To minimise delayed onset muscle soreness (DOMS), eating during exercise helps, Phillips says, and carbohydrate is particularly good.

“A standard recovery meal is something with a ratio of two to one, carbs to protein. A recovery shake may do it straight after. If you train around work, have a balanced meal before your workout too,” he adds.

Meat substitutes by companies like Quorn (the official sustainable protein partner of the Royal Parks Half Marathon) are also great sources of protein, so if you are following a meat-free diet you can still make sure you are getting enough in your diet to keep training up to scratch.

Super supplements

Don’t supplement for the sake of supplementing, says Phillips.
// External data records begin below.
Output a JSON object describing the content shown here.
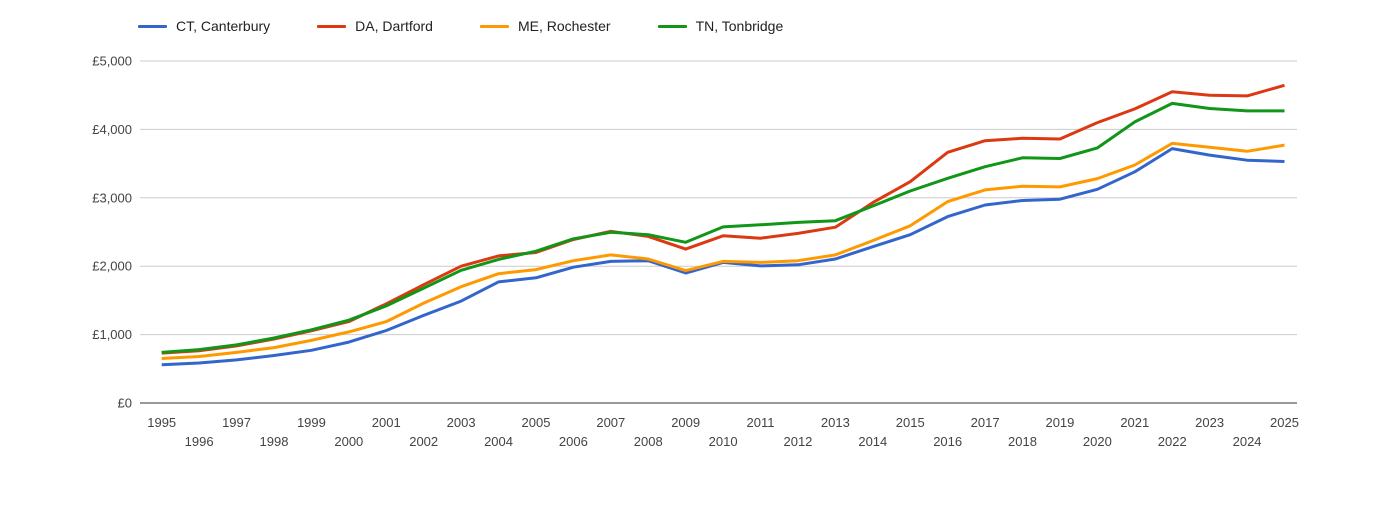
{
  "chart_data": {
    "type": "line",
    "title": "",
    "xlabel": "",
    "ylabel": "",
    "currency": "£",
    "x": [
      1995,
      1996,
      1997,
      1998,
      1999,
      2000,
      2001,
      2002,
      2003,
      2004,
      2005,
      2006,
      2007,
      2008,
      2009,
      2010,
      2011,
      2012,
      2013,
      2014,
      2015,
      2016,
      2017,
      2018,
      2019,
      2020,
      2021,
      2022,
      2023,
      2024,
      2025
    ],
    "series": [
      {
        "name": "CT, Canterbury",
        "color": "#3366CC",
        "values": [
          560,
          585,
          630,
          695,
          770,
          890,
          1060,
          1280,
          1490,
          1770,
          1830,
          1985,
          2070,
          2080,
          1900,
          2055,
          2005,
          2020,
          2105,
          2285,
          2460,
          2725,
          2895,
          2960,
          2980,
          3125,
          3380,
          3720,
          3625,
          3550,
          3530
        ]
      },
      {
        "name": "DA, Dartford",
        "color": "#DC3912",
        "values": [
          730,
          765,
          835,
          935,
          1055,
          1190,
          1450,
          1730,
          2000,
          2150,
          2200,
          2390,
          2510,
          2435,
          2250,
          2445,
          2410,
          2480,
          2570,
          2930,
          3235,
          3665,
          3835,
          3870,
          3860,
          4100,
          4300,
          4550,
          4500,
          4490,
          4645
        ]
      },
      {
        "name": "ME, Rochester",
        "color": "#FF9900",
        "values": [
          650,
          680,
          740,
          810,
          915,
          1040,
          1190,
          1460,
          1700,
          1890,
          1950,
          2080,
          2165,
          2105,
          1935,
          2070,
          2055,
          2080,
          2165,
          2375,
          2590,
          2945,
          3115,
          3170,
          3160,
          3280,
          3480,
          3795,
          3740,
          3680,
          3770
        ]
      },
      {
        "name": "TN, Tonbridge",
        "color": "#109618",
        "values": [
          740,
          780,
          850,
          950,
          1070,
          1210,
          1420,
          1680,
          1940,
          2100,
          2220,
          2400,
          2495,
          2460,
          2350,
          2575,
          2605,
          2640,
          2665,
          2880,
          3100,
          3285,
          3455,
          3585,
          3575,
          3730,
          4110,
          4380,
          4305,
          4270,
          4270
        ]
      }
    ],
    "ylim": [
      0,
      5000
    ],
    "y_ticks": [
      0,
      1000,
      2000,
      3000,
      4000,
      5000
    ],
    "y_tick_labels": [
      "£0",
      "£1,000",
      "£2,000",
      "£3,000",
      "£4,000",
      "£5,000"
    ],
    "grid": true,
    "legend_position": "top",
    "x_tick_rows": "staggered",
    "colors": {
      "gridline": "#cccccc",
      "baseline": "#333333",
      "tick_text": "#444444",
      "legend_text": "#222222",
      "background": "#ffffff"
    }
  }
}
Supplements are really effective when it comes to making sure your body is getting everything it needs to cope with the training process, however.

“Things like whey protein help increase your protein content and promote repair of muscle tissue. Only a handful of supplements have proven effects but consider taking Vitamin B3 and fish oil concentrate,” says Thiruchelvam.
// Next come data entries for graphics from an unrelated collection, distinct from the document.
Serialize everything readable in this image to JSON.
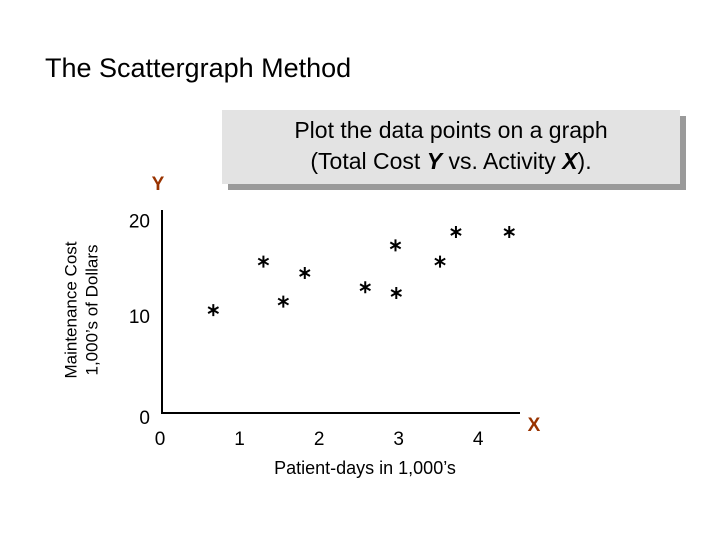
{
  "chart_data": {
    "type": "scatter",
    "title": "The Scattergraph Method",
    "annotation": {
      "line1": "Plot the data points on a graph",
      "line2": [
        "(Total Cost ",
        "Y",
        " vs. Activity ",
        "X",
        ")."
      ]
    },
    "x_label": "Patient-days in 1,000’s",
    "y_label": [
      "Maintenance Cost",
      "1,000’s of Dollars"
    ],
    "x_symbol": "X",
    "y_symbol": "Y",
    "x": [
      0.67,
      1.3,
      1.82,
      1.55,
      2.58,
      2.96,
      2.97,
      3.52,
      3.72,
      4.39
    ],
    "values": [
      10.8,
      15.9,
      14.7,
      11.7,
      13.2,
      17.6,
      12.6,
      15.9,
      19.0,
      19.0
    ],
    "color": "#000000",
    "symbol_color": "#993300",
    "xlim": [
      0,
      4.5
    ],
    "ylim": [
      0,
      21
    ],
    "xticks": [
      0,
      1,
      2,
      3,
      4
    ],
    "yticks": [
      0,
      10,
      20
    ],
    "grid": false
  }
}
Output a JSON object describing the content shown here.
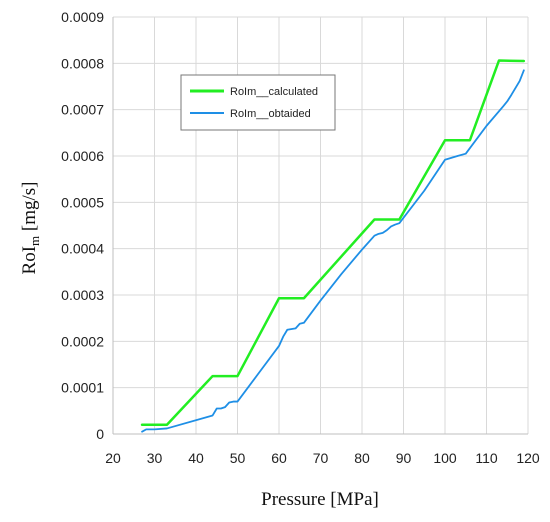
{
  "chart_data": {
    "type": "line",
    "title": "",
    "xlabel": "Pressure [MPa]",
    "ylabel": {
      "main": "RoI",
      "sub": "m",
      "unit": " [mg/s]"
    },
    "xlim": [
      20,
      120
    ],
    "ylim": [
      0,
      0.0009
    ],
    "xticks": [
      20,
      30,
      40,
      50,
      60,
      70,
      80,
      90,
      100,
      110,
      120
    ],
    "yticks": [
      "0",
      "0.0001",
      "0.0002",
      "0.0003",
      "0.0004",
      "0.0005",
      "0.0006",
      "0.0007",
      "0.0008",
      "0.0009"
    ],
    "grid": true,
    "legend_position": "top-left",
    "series": [
      {
        "name": "RoIm__calculated",
        "color": "#22ee22",
        "x": [
          27,
          33,
          44,
          50,
          60,
          66,
          83,
          89,
          100,
          106,
          113,
          119
        ],
        "y": [
          2e-05,
          2e-05,
          0.000125,
          0.000125,
          0.000293,
          0.000293,
          0.000463,
          0.000463,
          0.000634,
          0.000634,
          0.000806,
          0.000805
        ]
      },
      {
        "name": "RoIm__obtaided",
        "color": "#1e8fe6",
        "x": [
          27,
          28,
          30,
          33,
          44,
          45,
          46,
          47,
          48,
          49,
          50,
          55,
          60,
          61,
          62,
          64,
          65,
          66,
          70,
          75,
          80,
          83,
          84,
          85,
          86,
          87,
          88,
          89,
          95,
          100,
          103,
          105,
          110,
          114,
          115,
          116,
          118,
          119
        ],
        "y": [
          5e-06,
          1e-05,
          1e-05,
          1.2e-05,
          4e-05,
          5.5e-05,
          5.5e-05,
          5.8e-05,
          6.8e-05,
          7e-05,
          7e-05,
          0.00013,
          0.00019,
          0.00021,
          0.000225,
          0.000228,
          0.000238,
          0.00024,
          0.000288,
          0.000345,
          0.000398,
          0.000428,
          0.000432,
          0.000434,
          0.00044,
          0.000448,
          0.000452,
          0.000455,
          0.000525,
          0.000592,
          0.0006,
          0.000605,
          0.000665,
          0.000707,
          0.000718,
          0.000732,
          0.000762,
          0.000785
        ]
      }
    ]
  }
}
Don’t cut out foods you really enjoy

You don’t need to restrict yourself from the foods and drinks you love throughout the training process though – in fact, with all those miles you’re clocking up, it’s a great time to give yourself treats too.

“It is not a bad thing to enjoy things like cheese and chocolate,” says Thiruchelvam. “Cheese is a great source of protein, when you eat it it helps your body’s management of fat. Fit it within your diet, just in moderation.

“The reality is if you binge on wine, cheese, chocolate or other treats, it will damage your performance but a little now and then is a good thing.”

Consider drinking less

Thiruchelvam says cutting down on alcohol would be beneficial purely for your health. “You don’t want to be consuming any non-nutrient rich calories – booze is not nutrient rich but has a lot of calories. Motivation will lack as well if you are drinking too often or feeling hungover.”

But, you don’t have to cut it out completely, like everything else in the training process, moderation is key.